How It Differs From a Heart Attack
Because chest pain, shortness of breath, and a racing heart are symptoms of both panic attacks and heart attacks, many people end up in the emergency room convinced they’re having a cardiac event. There are some patterns that can help distinguish the two, though they overlap enough that if you’re unsure, treating it as a potential heart attack is always the safer call.
- Duration: A panic attack peaks within minutes and typically resolves within 5 to 20 minutes. A heart attack won’t get better on its own and can last for hours until you receive medical treatment.
- Pain quality: Panic attacks tend to produce a sharp or stabbing chest sensation, often localized to one spot. Heart attacks more commonly cause a heavy pressure or squeezing that can radiate down the arm, up to the jaw, or into the neck and throat.
- Response to calming: If you slow your breathing, try to relax, and the symptoms gradually ease, that points toward a panic attack. Heart attack symptoms don’t improve with deep breathing or distraction.
- Context: Panic attacks often (though not always) arise during periods of high stress or anxiety. Heart attacks can strike with no emotional trigger at all. That said, panic attacks can also appear out of nowhere, so context alone isn’t reliable.

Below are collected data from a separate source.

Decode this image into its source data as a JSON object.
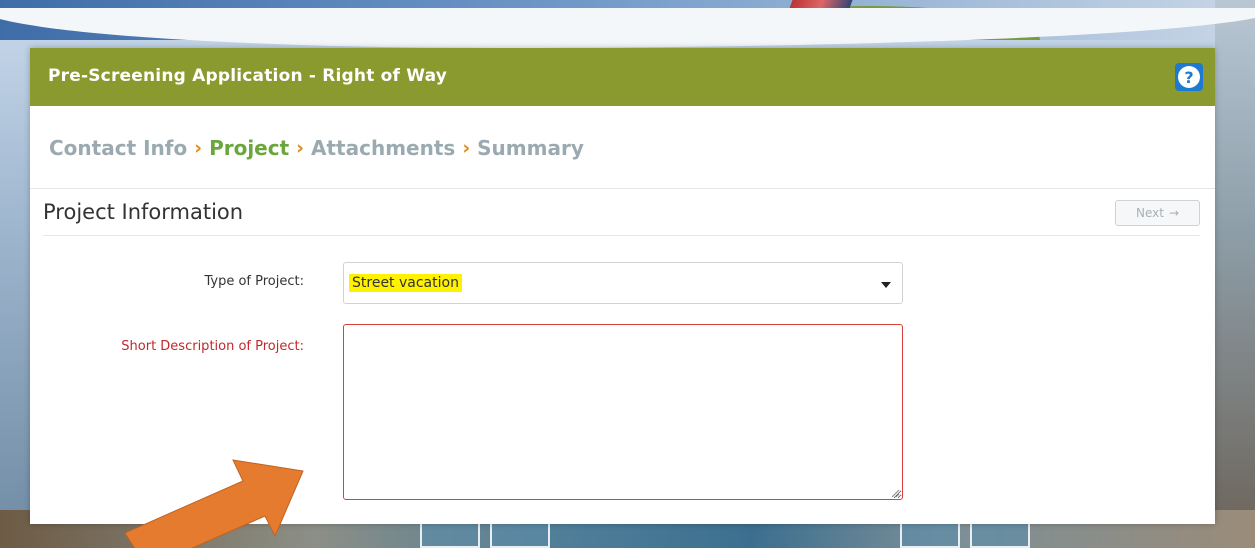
{
  "header": {
    "title": "Pre-Screening Application - Right of Way",
    "help_icon": "question-circle-icon",
    "help_glyph": "?"
  },
  "steps": [
    {
      "label": "Contact Info",
      "active": false
    },
    {
      "label": "Project",
      "active": true
    },
    {
      "label": "Attachments",
      "active": false
    },
    {
      "label": "Summary",
      "active": false
    }
  ],
  "step_separator": "›",
  "section": {
    "title": "Project Information",
    "next_label": "Next",
    "next_icon": "arrow-right-icon",
    "next_glyph": "→"
  },
  "form": {
    "type_label": "Type of Project:",
    "type_value": "Street vacation",
    "desc_label": "Short Description of Project:",
    "desc_value": ""
  },
  "colors": {
    "header_bg": "#8a9a2e",
    "active_step": "#6aa63c",
    "inactive_step": "#9aaab0",
    "separator": "#e08a20",
    "required_label": "#c0292b",
    "highlight": "#fff200",
    "annotation_arrow": "#e57b2e"
  }
}
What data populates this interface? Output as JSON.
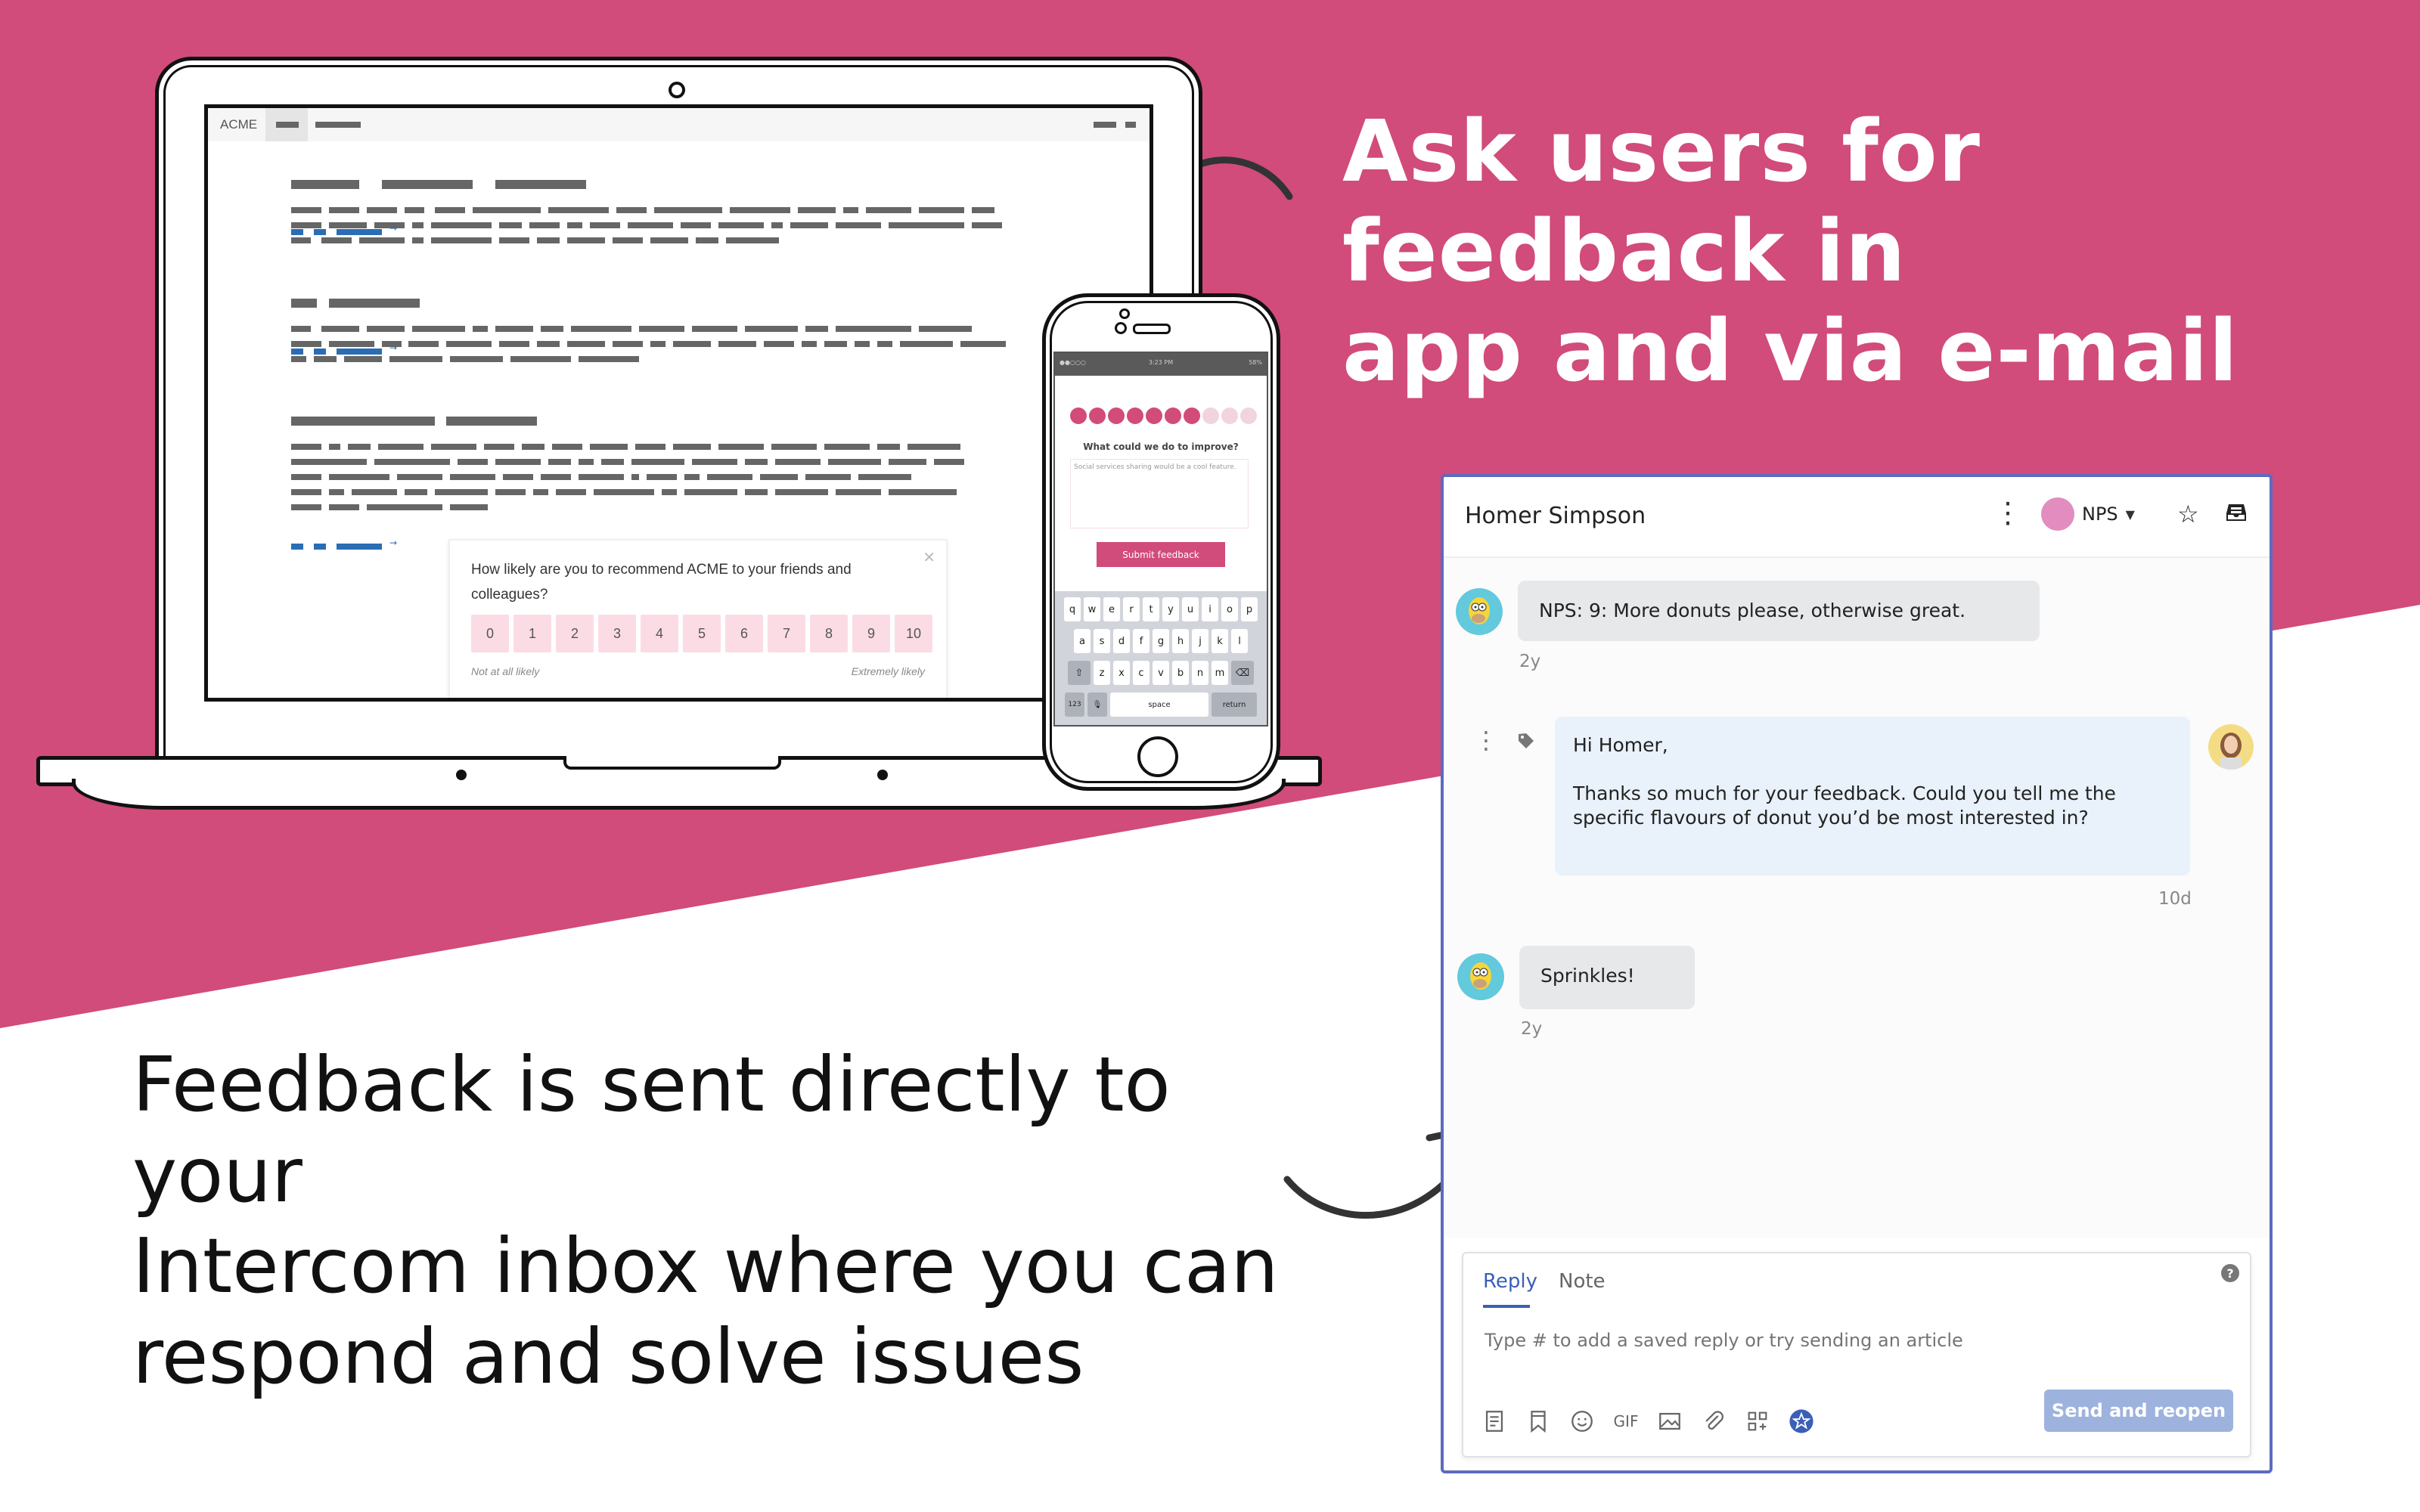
{
  "headlines": {
    "top_line1": "Ask users for feedback in",
    "top_line2": "app and via e-mail",
    "bottom_line1": "Feedback is sent directly to your",
    "bottom_line2": "Intercom inbox where you can",
    "bottom_line3": "respond and solve issues"
  },
  "colors": {
    "brand_pink": "#d14b7b",
    "panel_border": "#5c6bc0",
    "accent_blue": "#3b5fb8",
    "send_button": "#9db3de"
  },
  "laptop": {
    "app_name": "ACME",
    "nps_survey": {
      "question": "How likely are you to recommend ACME to your friends and colleagues?",
      "close_icon": "close-icon",
      "scores": [
        "0",
        "1",
        "2",
        "3",
        "4",
        "5",
        "6",
        "7",
        "8",
        "9",
        "10"
      ],
      "low_label": "Not at all likely",
      "high_label": "Extremely likely"
    }
  },
  "phone": {
    "status": {
      "signal": "●●○○○",
      "time": "3:23 PM",
      "battery": "58%"
    },
    "rating": {
      "selected": 7,
      "total": 10
    },
    "question": "What could we do to improve?",
    "answer": "Social services sharing would be a cool feature.",
    "submit_label": "Submit feedback",
    "keyboard": {
      "row1": [
        "q",
        "w",
        "e",
        "r",
        "t",
        "y",
        "u",
        "i",
        "o",
        "p"
      ],
      "row2": [
        "a",
        "s",
        "d",
        "f",
        "g",
        "h",
        "j",
        "k",
        "l"
      ],
      "row3": [
        "z",
        "x",
        "c",
        "v",
        "b",
        "n",
        "m"
      ],
      "shift": "⇧",
      "backspace": "⌫",
      "numbers": "123",
      "mic": "🎙",
      "space": "space",
      "return": "return"
    }
  },
  "inbox": {
    "title": "Homer Simpson",
    "tag_label": "NPS",
    "messages": [
      {
        "from": "user",
        "text": "NPS: 9: More donuts please, otherwise great.",
        "time": "2y"
      },
      {
        "from": "admin",
        "greeting": "Hi Homer,",
        "text": "Thanks so much for your feedback. Could you tell me the specific flavours of donut you’d be most interested in?",
        "time": "10d"
      },
      {
        "from": "user",
        "text": "Sprinkles!",
        "time": "2y"
      }
    ],
    "composer": {
      "tab_reply": "Reply",
      "tab_note": "Note",
      "placeholder": "Type # to add a saved reply or try sending an article",
      "help": "?",
      "gif_label": "GIF",
      "send_label": "Send and reopen"
    }
  }
}
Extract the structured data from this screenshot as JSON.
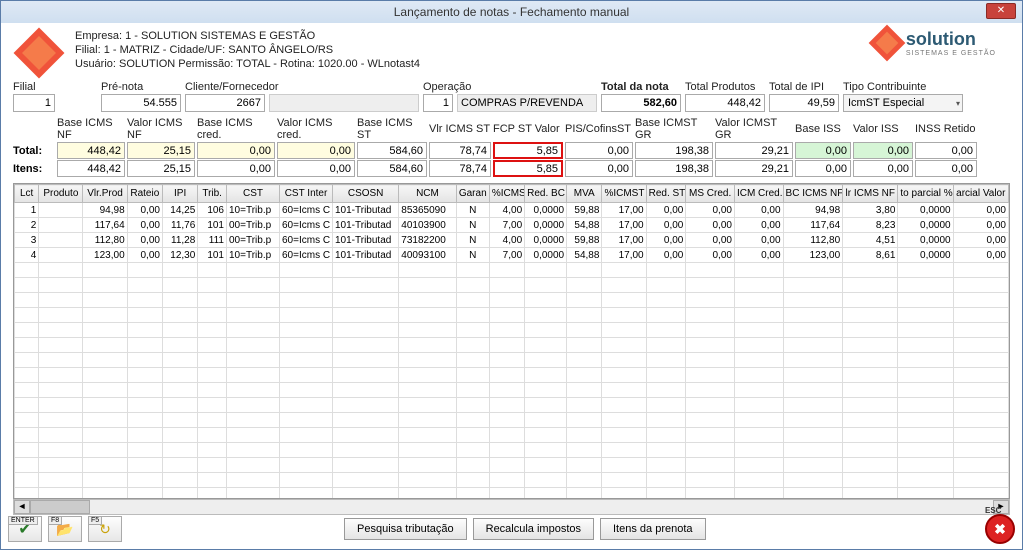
{
  "window": {
    "title": "Lançamento de notas - Fechamento manual"
  },
  "header": {
    "line1": "Empresa: 1 - SOLUTION SISTEMAS E GESTÃO",
    "line2": "Filial: 1 - MATRIZ - Cidade/UF: SANTO ÂNGELO/RS",
    "line3": "Usuário: SOLUTION          Permissão: TOTAL - Rotina: 1020.00 - WLnotast4",
    "brand": "solution",
    "brand_sub": "SISTEMAS E GESTÃO"
  },
  "top": {
    "filial_label": "Filial",
    "filial": "1",
    "prenota_label": "Pré-nota",
    "prenota": "54.555",
    "clifor_label": "Cliente/Fornecedor",
    "clifor": "2667",
    "operacao_label": "Operação",
    "operacao_cod": "1",
    "operacao_desc": "COMPRAS P/REVENDA",
    "totalnota_label": "Total da nota",
    "totalnota": "582,60",
    "totalprod_label": "Total Produtos",
    "totalprod": "448,42",
    "totalipi_label": "Total de IPI",
    "totalipi": "49,59",
    "tipocontrib_label": "Tipo Contribuinte",
    "tipocontrib": "IcmST Especial"
  },
  "sums": {
    "labels": {
      "base_icms_nf": "Base ICMS NF",
      "valor_icms_nf": "Valor ICMS NF",
      "base_icms_cred": "Base ICMS cred.",
      "valor_icms_cred": "Valor ICMS cred.",
      "base_icms_st": "Base ICMS ST",
      "vlr_icms_st": "Vlr ICMS ST",
      "fcp_st": "FCP ST Valor",
      "piscofins_st": "PIS/CofinsST",
      "base_icmst_gr": "Base ICMST GR",
      "valor_icmst_gr": "Valor ICMST GR",
      "base_iss": "Base ISS",
      "valor_iss": "Valor ISS",
      "inss_retido": "INSS Retido"
    },
    "rowlabels": {
      "total": "Total:",
      "itens": "Itens:"
    },
    "total": {
      "base_icms_nf": "448,42",
      "valor_icms_nf": "25,15",
      "base_icms_cred": "0,00",
      "valor_icms_cred": "0,00",
      "base_icms_st": "584,60",
      "vlr_icms_st": "78,74",
      "fcp_st": "5,85",
      "piscofins_st": "0,00",
      "base_icmst_gr": "198,38",
      "valor_icmst_gr": "29,21",
      "base_iss": "0,00",
      "valor_iss": "0,00",
      "inss_retido": "0,00"
    },
    "itens": {
      "base_icms_nf": "448,42",
      "valor_icms_nf": "25,15",
      "base_icms_cred": "0,00",
      "valor_icms_cred": "0,00",
      "base_icms_st": "584,60",
      "vlr_icms_st": "78,74",
      "fcp_st": "5,85",
      "piscofins_st": "0,00",
      "base_icmst_gr": "198,38",
      "valor_icmst_gr": "29,21",
      "base_iss": "0,00",
      "valor_iss": "0,00",
      "inss_retido": "0,00"
    }
  },
  "grid": {
    "columns": [
      "Lct",
      "Produto",
      "Vlr.Prod",
      "Rateio",
      "IPI",
      "Trib.",
      "CST",
      "CST Inter",
      "CSOSN",
      "NCM",
      "Garan",
      "%ICMS",
      "Red. BC",
      "MVA",
      "%ICMST",
      "Red. ST",
      "MS Cred.",
      "ICM Cred.",
      "BC ICMS NF",
      "lr ICMS NF",
      "to parcial %",
      "arcial Valor"
    ],
    "rows": [
      {
        "lct": "1",
        "prod": "",
        "vlrp": "94,98",
        "rateio": "0,00",
        "ipi": "14,25",
        "trib": "106",
        "cst": "10=Trib.p",
        "cstint": "60=Icms C",
        "csosn": "101-Tributad",
        "ncm": "85365090",
        "garan": "N",
        "picms": "4,00",
        "redbc": "0,0000",
        "mva": "59,88",
        "picmst": "17,00",
        "redst": "0,00",
        "mscred": "0,00",
        "icmcred": "0,00",
        "bcicms": "94,98",
        "vlricms": "3,80",
        "parperc": "0,0000",
        "parval": "0,00"
      },
      {
        "lct": "2",
        "prod": "",
        "vlrp": "117,64",
        "rateio": "0,00",
        "ipi": "11,76",
        "trib": "101",
        "cst": "00=Trib.p",
        "cstint": "60=Icms C",
        "csosn": "101-Tributad",
        "ncm": "40103900",
        "garan": "N",
        "picms": "7,00",
        "redbc": "0,0000",
        "mva": "54,88",
        "picmst": "17,00",
        "redst": "0,00",
        "mscred": "0,00",
        "icmcred": "0,00",
        "bcicms": "117,64",
        "vlricms": "8,23",
        "parperc": "0,0000",
        "parval": "0,00"
      },
      {
        "lct": "3",
        "prod": "",
        "vlrp": "112,80",
        "rateio": "0,00",
        "ipi": "11,28",
        "trib": "111",
        "cst": "00=Trib.p",
        "cstint": "60=Icms C",
        "csosn": "101-Tributad",
        "ncm": "73182200",
        "garan": "N",
        "picms": "4,00",
        "redbc": "0,0000",
        "mva": "59,88",
        "picmst": "17,00",
        "redst": "0,00",
        "mscred": "0,00",
        "icmcred": "0,00",
        "bcicms": "112,80",
        "vlricms": "4,51",
        "parperc": "0,0000",
        "parval": "0,00"
      },
      {
        "lct": "4",
        "prod": "",
        "vlrp": "123,00",
        "rateio": "0,00",
        "ipi": "12,30",
        "trib": "101",
        "cst": "10=Trib.p",
        "cstint": "60=Icms C",
        "csosn": "101-Tributad",
        "ncm": "40093100",
        "garan": "N",
        "picms": "7,00",
        "redbc": "0,0000",
        "mva": "54,88",
        "picmst": "17,00",
        "redst": "0,00",
        "mscred": "0,00",
        "icmcred": "0,00",
        "bcicms": "123,00",
        "vlricms": "8,61",
        "parperc": "0,0000",
        "parval": "0,00"
      }
    ]
  },
  "footer": {
    "enter": "ENTER",
    "f8": "F8",
    "f5": "F5",
    "pesquisa": "Pesquisa tributação",
    "recalcula": "Recalcula impostos",
    "itens_prenota": "Itens da prenota",
    "esc": "ESC"
  }
}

What Happens After It Ends
Once the acute wave passes, you don’t just snap back to normal. Most people feel physically drained, as if they’ve just sprinted a mile. Your muscles may ache from the tension you held during the attack. A general sense of fatigue and mental fogginess can linger for hours. Some people describe it as a “panic hangover,” with residual soreness in the chest or jaw from clenching, heavy limbs, and a low-grade headache.
There’s also a psychological residue. After a particularly intense attack, many people develop a quiet vigilance, scanning their body for any sign that another one is starting. A normal heart flutter or a moment of breathlessness after climbing stairs can trigger a jolt of fear that it’s happening again. This hyperawareness of physical sensations is one of the ways isolated panic attacks can evolve into a recurring pattern, because the fear of another attack itself becomes a source of anxiety that keeps the nervous system primed.
Why Your Body Does This
Panic attacks are not a sign of weakness or a character flaw. They’re a misfiring of one of your body’s oldest and most powerful survival systems. The fight-or-flight response evolved to save your life in the face of immediate physical danger, like a predator. During a panic attack, that same system activates fully, releasing the same cascade of hormones and triggering the same cardiovascular, respiratory, and muscular changes it would if you were in genuine mortal danger. The only difference is there’s no bear. Your body is doing exactly what it was designed to do; it’s just doing it at the wrong time.
Chronic stress can make this system more sensitive over time. Research on the brain’s threat-detection circuitry shows that prolonged stress physically changes how excitable those neural pathways become, essentially lowering the threshold for triggering a full alarm response. This helps explain why panic attacks often emerge during extended stressful periods rather than at a single dramatic moment, and why they can seem to come out of nowhere once that threshold has been lowered enough.